I just posted the following on the Filson Bourbon Academy facebook page and I am curious as to what you think about it'
"At the turn of the 20th century the distilleries worked very hard to make straight whiskey a separate category of whiskey from blended whiskey. In 1897 they had Congress pass the Bottled-in-Bond Act of 1897. Bonded whiskey is by law straight whiskey, distinguished from blends by the strict regulations involved in the 1897 Act. The Pure Food and Drug Act of 1906 and the Taft Decision of 1909 further distinguished straight bourbon from “rectified” whiskey, defining the terms “straight whiskey”, “blended whiskey” and “imitation or artificial whiskey”.

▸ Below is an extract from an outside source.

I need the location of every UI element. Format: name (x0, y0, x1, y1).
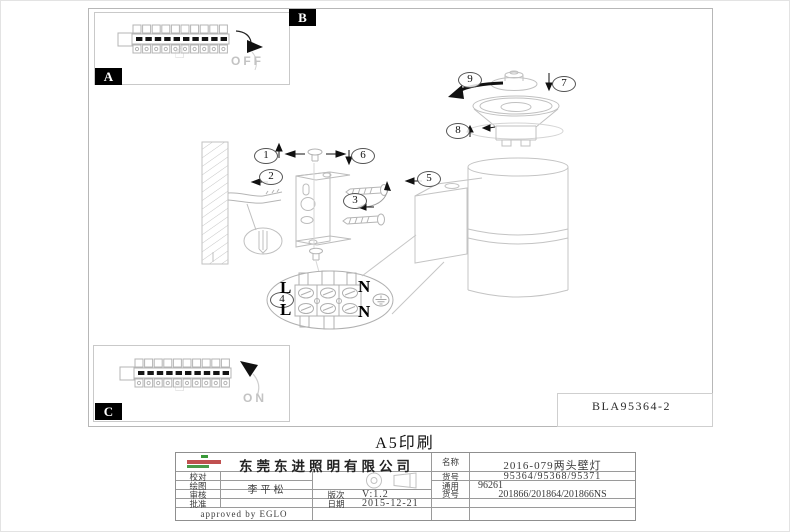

The end of the 20th century saw these gains reversed. First de-regulation in the Reagan era took the teeth out of the Bottled-in-Bond Act of 1897. No longer was there a tax stamp required with the information as to the season and year the whiskey was made and bottled so there was no way the consumer would know for sure the age and vintage of the whiskey. Then the government started allowing products to be called “Bourbon” after being put into used wine barrels for a period of time. Then they started to allow flavors to be added to whiskey and still call the product “Bourbon”. It seems the meaning of “Straight Bourbon” is being attacked from within and the person most harmed is the consumer. At the present rate Bourbon whiskey may be nothing more than another blended whiskey."
Is Bourbon slowly becoming just another blended whiskey?